The story Reuben read from, “Hope It Felt Good,” begins thusly: “This is what happens when your man fucks Celia Washington.”

I was hooked from the beginning. An exploration of a jealous, seething mindscape. A queer male author inhabiting the persona of a vengeful woman. The physical, mental, and spiritual transformation caused by something as simple as adultery. These combined into a charged and hilarious fable that turned in interesting, unexpected ways. 

When Sakae, Rachelle Yousuf (another BookSwellAdvisory Group member), and I began to plan an event for Lambda LitFest 2019, we asked both BA and Tihi to read and join the discussion. In September, at the Intentional Intersectionality: Amplifying Queer Voices of Color reading and discussion at Armory Center for the Arts in Pasadena, Tihi read from “I Want You,” a story that centers on an HIV+ man who goes on a rare night out.  

Last week, in the midst of sweeping public health announcements and adaptations, I read and re-read all the stories in Dark Corners. They move in surprising ways. They contain telling details and entertaining mysteries of unfolding.
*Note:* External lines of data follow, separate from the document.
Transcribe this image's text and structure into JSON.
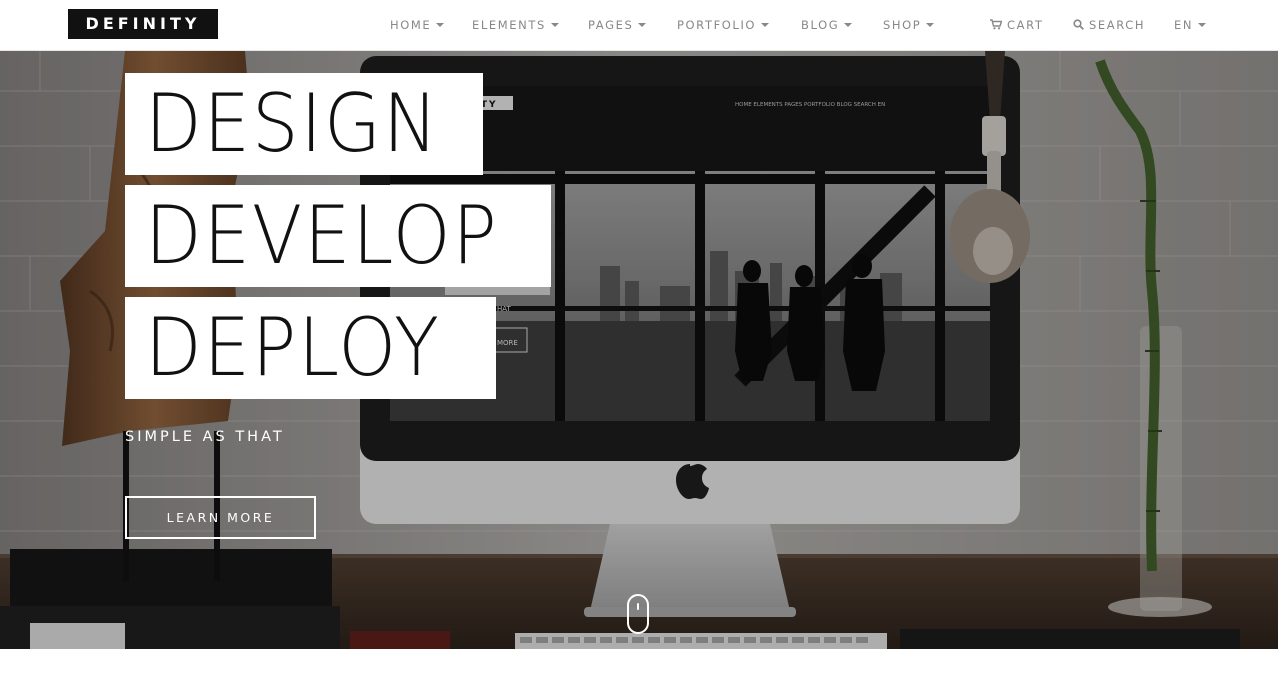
{
  "brand": {
    "logo_text": "DEFINITY"
  },
  "nav": {
    "items": [
      {
        "label": "HOME",
        "has_caret": true
      },
      {
        "label": "ELEMENTS",
        "has_caret": true
      },
      {
        "label": "PAGES",
        "has_caret": true
      },
      {
        "label": "PORTFOLIO",
        "has_caret": true
      },
      {
        "label": "BLOG",
        "has_caret": true
      },
      {
        "label": "SHOP",
        "has_caret": true
      }
    ],
    "cart_label": "CART",
    "cart_icon": "cart-icon",
    "search_label": "SEARCH",
    "search_icon": "search-icon",
    "language_label": "EN"
  },
  "hero": {
    "headlines": [
      "DESIGN",
      "DEVELOP",
      "DEPLOY"
    ],
    "tagline": "SIMPLE AS THAT",
    "cta_label": "LEARN MORE",
    "scroll_icon": "mouse-scroll-icon",
    "monitor_screen": {
      "logo_fragment": "NITY",
      "nav_text": "HOME   ELEMENTS   PAGES   PORTFOLIO   BLOG      SEARCH   EN",
      "fragment_1": "HAT",
      "fragment_2": "MORE"
    }
  },
  "colors": {
    "nav_text": "#888888",
    "logo_bg": "#111111",
    "headline_bg": "#ffffff",
    "headline_text": "#111111",
    "overlay": "#000000"
  }
}
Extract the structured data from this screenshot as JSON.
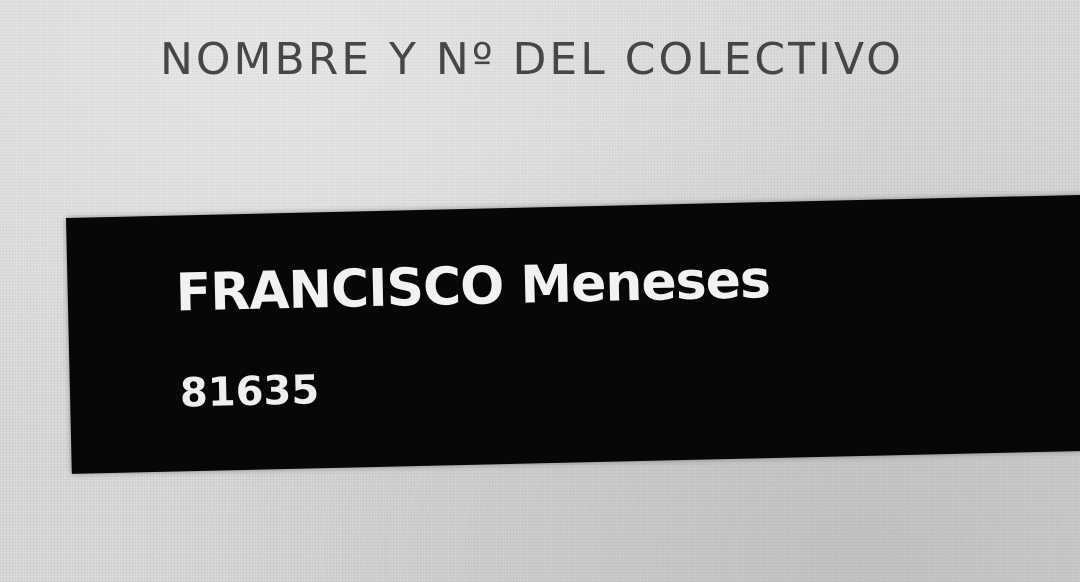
{
  "header": {
    "label": "NOMBRE Y Nº DEL COLECTIVO"
  },
  "collective": {
    "name": "FRANCISCO Meneses",
    "number": "81635"
  }
}
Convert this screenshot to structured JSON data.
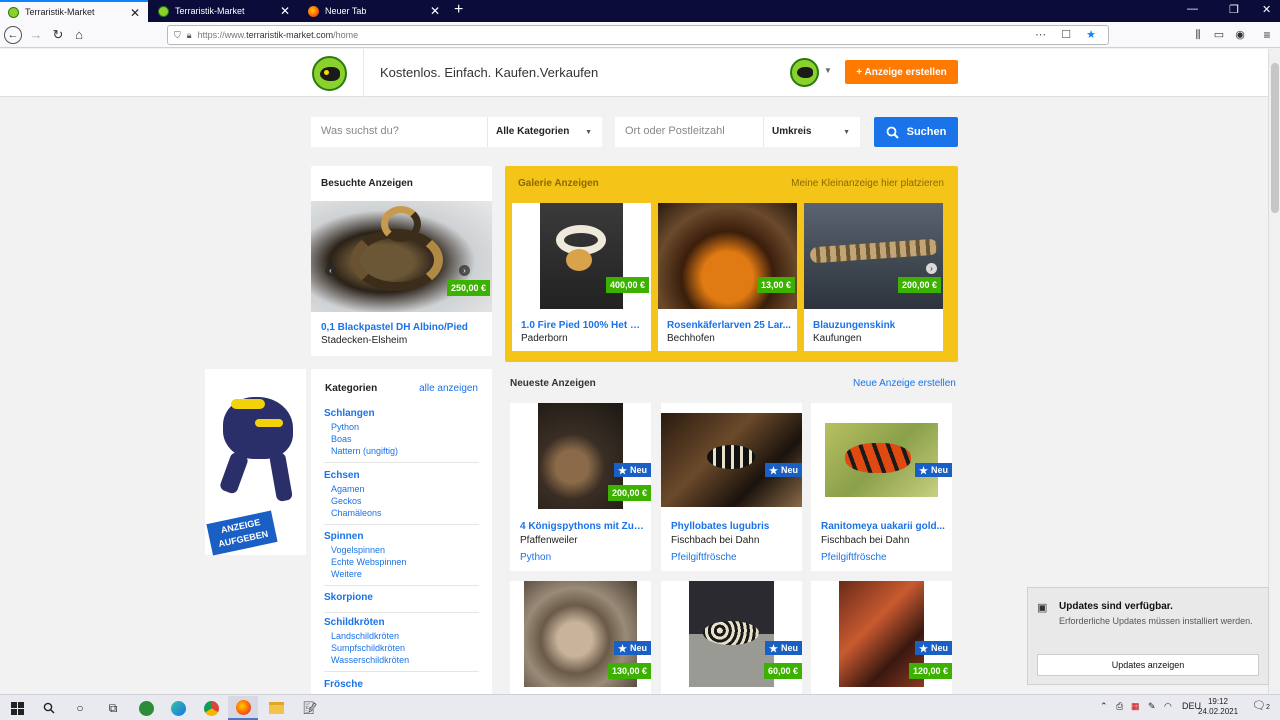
{
  "browser": {
    "tabs": [
      {
        "title": "Terraristik-Market",
        "active": true
      },
      {
        "title": "Terraristik-Market",
        "active": false
      },
      {
        "title": "Neuer Tab",
        "active": false
      }
    ],
    "url_prefix": "https://www.",
    "url_domain": "terraristik-market.com",
    "url_path": "/home"
  },
  "header": {
    "slogan": "Kostenlos. Einfach. Kaufen.Verkaufen",
    "create_button": "+ Anzeige erstellen"
  },
  "search": {
    "query_placeholder": "Was suchst du?",
    "category": "Alle Kategorien",
    "location_placeholder": "Ort oder Postleitzahl",
    "radius": "Umkreis",
    "button": "Suchen"
  },
  "visited": {
    "title": "Besuchte Anzeigen",
    "item": {
      "title": "0,1 Blackpastel DH Albino/Pied",
      "place": "Stadecken-Elsheim",
      "price": "250,00 €"
    }
  },
  "gallery": {
    "title": "Galerie Anzeigen",
    "promo": "Meine Kleinanzeige hier platzieren",
    "items": [
      {
        "title": "1.0 Fire Pied 100% Het G...",
        "place": "Paderborn",
        "price": "400,00 €"
      },
      {
        "title": "Rosenkäferlarven 25 Lar...",
        "place": "Bechhofen",
        "price": "13,00 €"
      },
      {
        "title": "Blauzungenskink",
        "place": "Kaufungen",
        "price": "200,00 €"
      }
    ]
  },
  "ad_banner": {
    "text_line1": "ANZEIGE",
    "text_line2": "AUFGEBEN"
  },
  "categories": {
    "title": "Kategorien",
    "show_all": "alle anzeigen",
    "groups": [
      {
        "name": "Schlangen",
        "subs": [
          "Python",
          "Boas",
          "Nattern (ungiftig)"
        ]
      },
      {
        "name": "Echsen",
        "subs": [
          "Agamen",
          "Geckos",
          "Chamäleons"
        ]
      },
      {
        "name": "Spinnen",
        "subs": [
          "Vogelspinnen",
          "Echte Webspinnen",
          "Weitere"
        ]
      },
      {
        "name": "Skorpione",
        "subs": []
      },
      {
        "name": "Schildkröten",
        "subs": [
          "Landschildkröten",
          "Sumpfschildkröten",
          "Wasserschildkröten"
        ]
      },
      {
        "name": "Frösche",
        "subs": []
      }
    ]
  },
  "newest": {
    "title": "Neueste Anzeigen",
    "create_link": "Neue Anzeige erstellen",
    "new_badge": "Neu",
    "items": [
      {
        "title": "4 Königspythons mit Zub...",
        "place": "Pfaffenweiler",
        "category": "Python",
        "price": "200,00 €"
      },
      {
        "title": "Phyllobates lugubris",
        "place": "Fischbach bei Dahn",
        "category": "Pfeilgiftfrösche",
        "price": ""
      },
      {
        "title": "Ranitomeya uakarii gold...",
        "place": "Fischbach bei Dahn",
        "category": "Pfeilgiftfrösche",
        "price": ""
      },
      {
        "title": "",
        "place": "",
        "category": "",
        "price": "130,00 €"
      },
      {
        "title": "",
        "place": "",
        "category": "",
        "price": "60,00 €"
      },
      {
        "title": "",
        "place": "",
        "category": "",
        "price": "120,00 €"
      }
    ]
  },
  "notification": {
    "title": "Updates sind verfügbar.",
    "body": "Erforderliche Updates müssen installiert werden.",
    "button": "Updates anzeigen"
  },
  "taskbar": {
    "lang": "DEU",
    "time": "19:12",
    "date": "24.02.2021",
    "notif_count": "2"
  }
}
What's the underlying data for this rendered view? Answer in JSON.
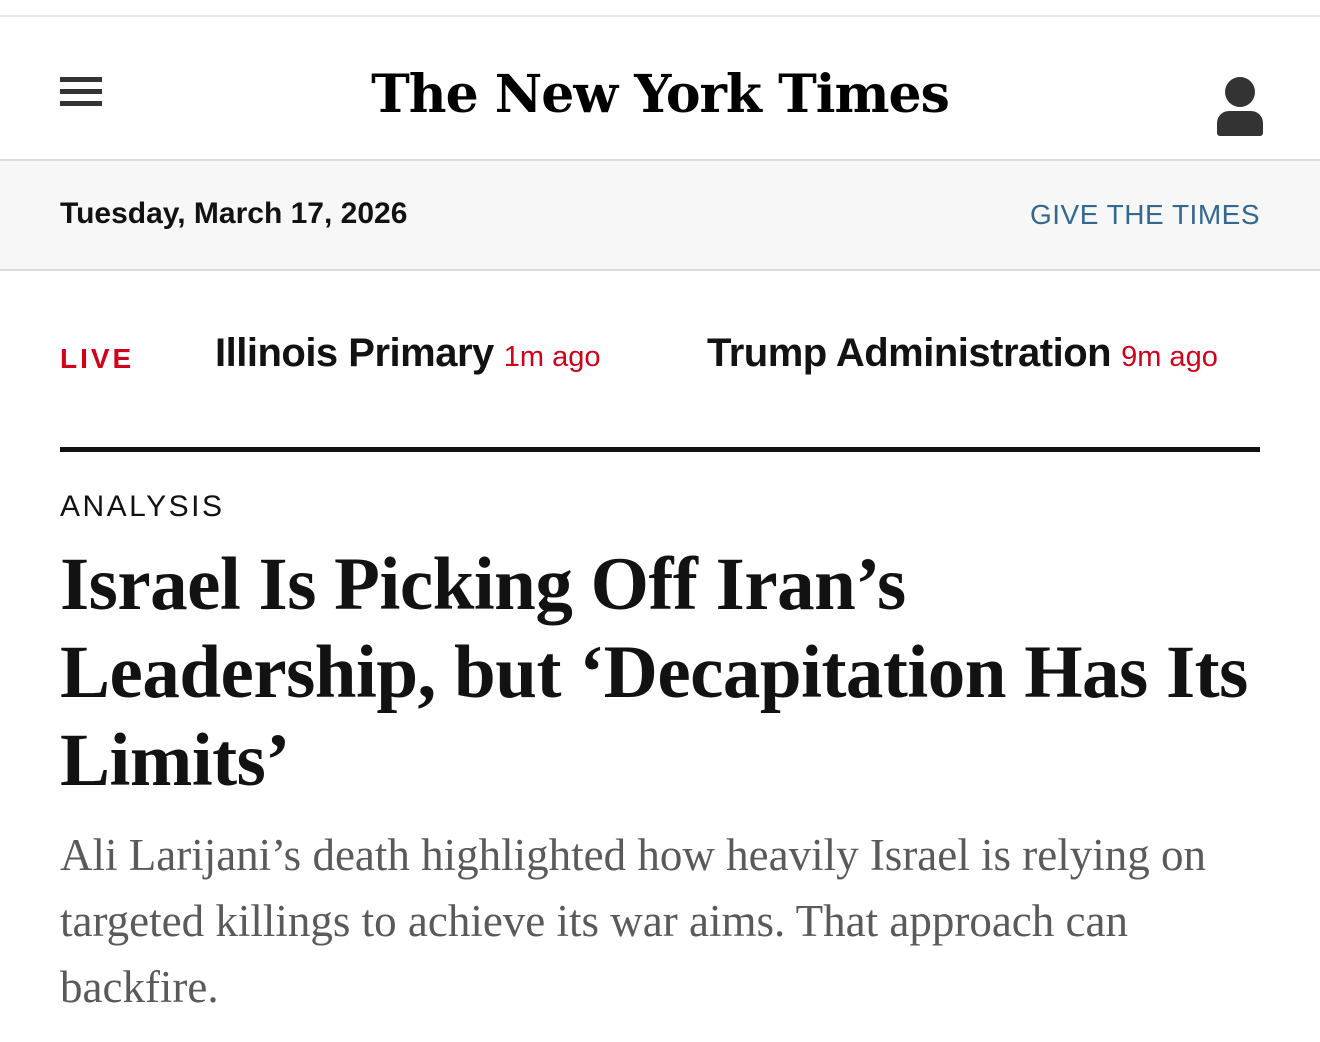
{
  "header": {
    "menu_icon": "hamburger-menu-icon",
    "logo_text": "The New York Times",
    "account_icon": "user-account-icon"
  },
  "date_bar": {
    "date": "Tuesday, March 17, 2026",
    "give_link": "GIVE THE TIMES"
  },
  "live_bar": {
    "label": "LIVE",
    "items": [
      {
        "title": "Illinois Primary",
        "time": "1m ago"
      },
      {
        "title": "Trump Administration",
        "time": "9m ago"
      }
    ]
  },
  "article": {
    "kicker": "ANALYSIS",
    "headline": "Israel Is Picking Off Iran’s Leadership, but ‘Decapitation Has Its Limits’",
    "summary": "Ali Larijani’s death highlighted how heavily Israel is relying on targeted killings to achieve its war aims. That approach can backfire."
  },
  "colors": {
    "live_red": "#d0021b",
    "link_blue": "#326891",
    "text_dark": "#121212",
    "summary_gray": "#5a5a5a",
    "date_bar_bg": "#f7f7f7"
  }
}
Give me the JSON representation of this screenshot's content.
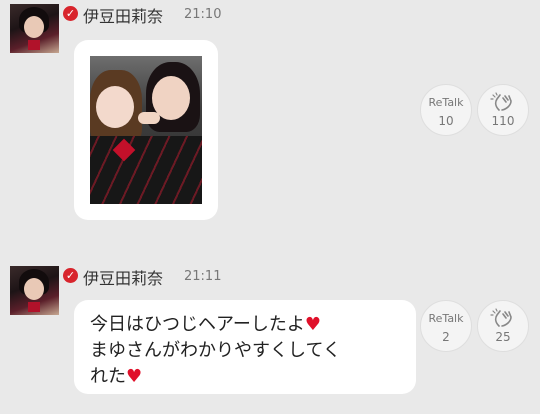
{
  "messages": [
    {
      "user_name": "伊豆田莉奈",
      "time": "21:10",
      "type": "photo",
      "retalk_label": "ReTalk",
      "retalk_count": "10",
      "clap_count": "110"
    },
    {
      "user_name": "伊豆田莉奈",
      "time": "21:11",
      "type": "text",
      "text_lines": [
        "今日はひつじヘアーしたよ",
        "まゆさんがわかりやすくしてく",
        "れた"
      ],
      "heart": "♥",
      "retalk_label": "ReTalk",
      "retalk_count": "2",
      "clap_count": "25"
    }
  ],
  "icons": {
    "verified": "check-badge-icon",
    "clap": "clap-hands-icon"
  },
  "colors": {
    "background": "#e9e9e9",
    "bubble": "#ffffff",
    "verified_badge": "#d8242c",
    "heart": "#e0102a"
  }
}
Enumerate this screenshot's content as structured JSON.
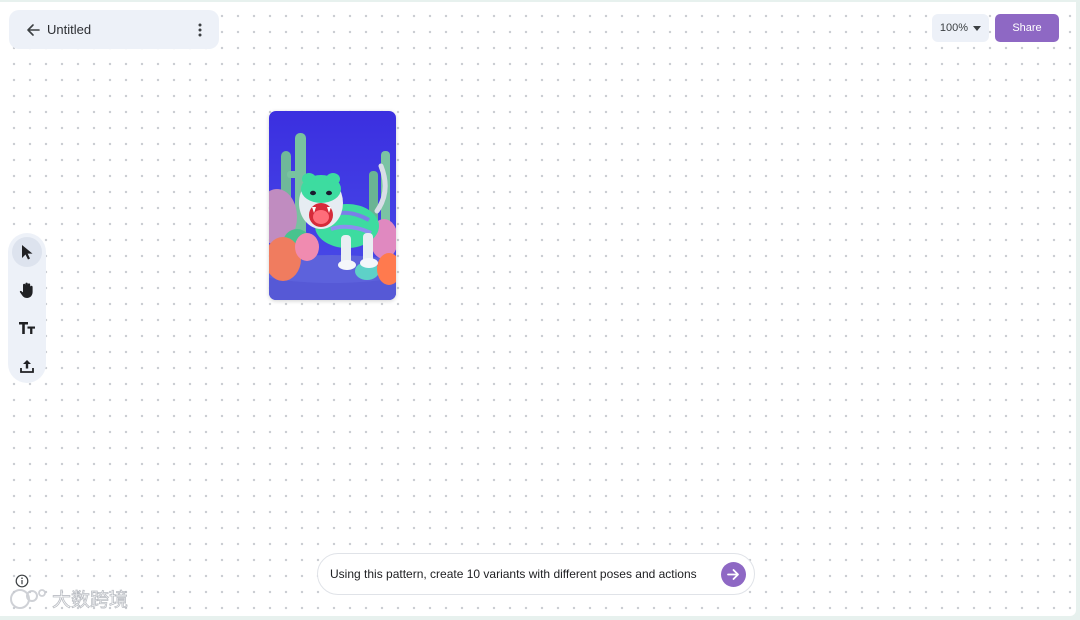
{
  "header": {
    "title": "Untitled",
    "back_icon": "arrow-left-icon",
    "menu_icon": "more-vertical-icon"
  },
  "zoom": {
    "level": "100%",
    "icon": "caret-down-icon"
  },
  "share": {
    "label": "Share"
  },
  "canvas_image": {
    "subject": "tiger"
  },
  "toolbar": {
    "tools": [
      {
        "name": "select",
        "icon": "cursor-icon",
        "active": true
      },
      {
        "name": "pan",
        "icon": "hand-icon",
        "active": false
      },
      {
        "name": "text",
        "icon": "text-icon",
        "active": false
      },
      {
        "name": "upload",
        "icon": "upload-icon",
        "active": false
      }
    ]
  },
  "prompt": {
    "value": "Using this pattern, create 10 variants with different poses and actions"
  },
  "watermark": {
    "text": "大数跨境"
  },
  "colors": {
    "accent": "#8e68c4",
    "panel": "#edf1f8",
    "canvas": "#ffffff"
  }
}
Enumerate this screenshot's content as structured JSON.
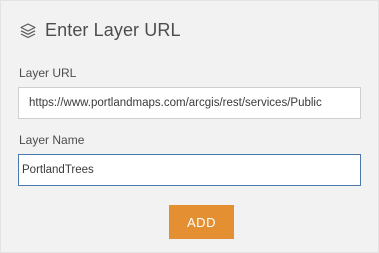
{
  "header": {
    "icon": "layers-icon",
    "title": "Enter Layer URL"
  },
  "form": {
    "url_label": "Layer URL",
    "url_value": "https://www.portlandmaps.com/arcgis/rest/services/Publiс",
    "name_label": "Layer Name",
    "name_value": "PortlandTrees"
  },
  "actions": {
    "add_label": "ADD"
  },
  "colors": {
    "accent": "#e58f33",
    "focus_border": "#4a7ba8",
    "panel_bg": "#f2f2f2"
  }
}
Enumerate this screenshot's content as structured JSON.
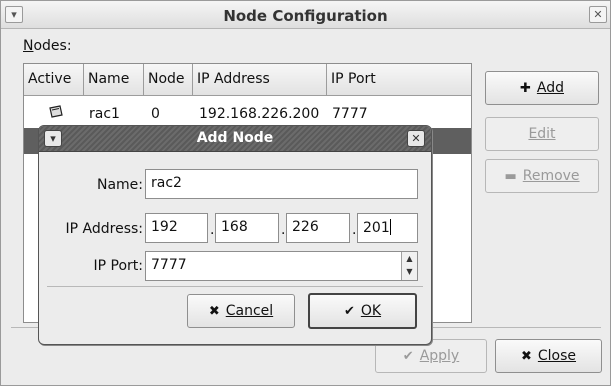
{
  "window": {
    "title": "Node Configuration",
    "menu_glyph": "⌄",
    "close_glyph": "×"
  },
  "nodes": {
    "label": "Nodes:",
    "columns": [
      "Active",
      "Name",
      "Node",
      "IP Address",
      "IP Port"
    ],
    "rows": [
      {
        "active_icon": "server-icon",
        "name": "rac1",
        "node": "0",
        "ip": "192.168.226.200",
        "port": "7777"
      }
    ]
  },
  "buttons": {
    "add": "Add",
    "edit": "Edit",
    "remove": "Remove",
    "apply": "Apply",
    "close": "Close"
  },
  "dialog": {
    "title": "Add Node",
    "name_label": "Name:",
    "name_value": "rac2",
    "ip_label": "IP Address:",
    "ip_octets": [
      "192",
      "168",
      "226",
      "201"
    ],
    "port_label": "IP Port:",
    "port_value": "7777",
    "cancel": "Cancel",
    "ok": "OK"
  },
  "colors": {
    "selected_row": "#5f5f5f",
    "dialog_title": "#5f5f5f"
  }
}
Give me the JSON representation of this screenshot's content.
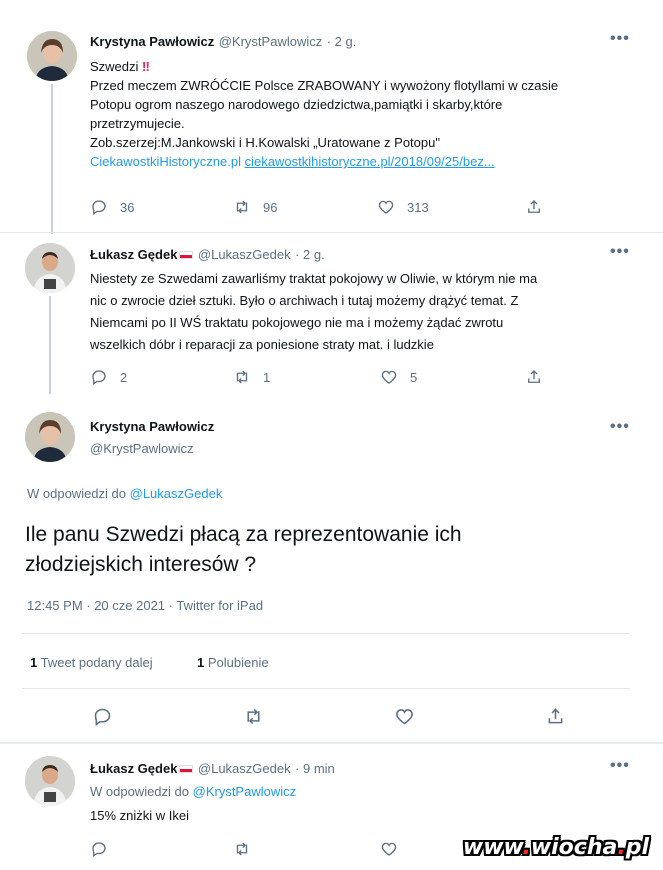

They reward sustained attention.

To give you a bit more flavor of the collection, here are my quick takes on each story:

  • “Funkier than a Mosquito’s Tweeter” is a modern day feminist fable about the siren song of incipient sexuality.
  • “2016” documents a family unraveling amidst tragedy and social unrest.
  • “Localized Politics” is a dissociative portrait of a political campaign worker fractured by stress.
  • “I Want You” looks at the ways we we struggle against isolation.
  • “Money Men” is a disturbing take on sex work and the choice of political activism or apathy.
  • “Death and Taxes” charts a father-son relationship before and after a fatal illness.
  • “Hope It Felt Good” is all about what happens when your man fucks Celia Washington.
  • “Super Rush” is a speculative story that asks in literal terms if you love yourself, what then?
  • “Denial Twist” explores the tragic consequences of hate crimes and how we do and don’t recover.
  • “A Step Toward Evolution” is a twisted revenge reenactment of intimate biological warfare.
  • “Come Clean” is a horrifying tale of violence and its ramifications, told from a child’s perspective.

What I appreciate about Tihi’s stories could fill pages. In this limited context, I’ll say what I value most is the boldness of his stories to venture into taboo territory, the way extreme conditions beget extreme emotions, and how they move page by page into stranger, darker, speculative territory while keeping a realist grounding. 

Maybe you want a light read in these troubling times–but if you’re willing to venture into Dark Corners, you’ll come out of it changed.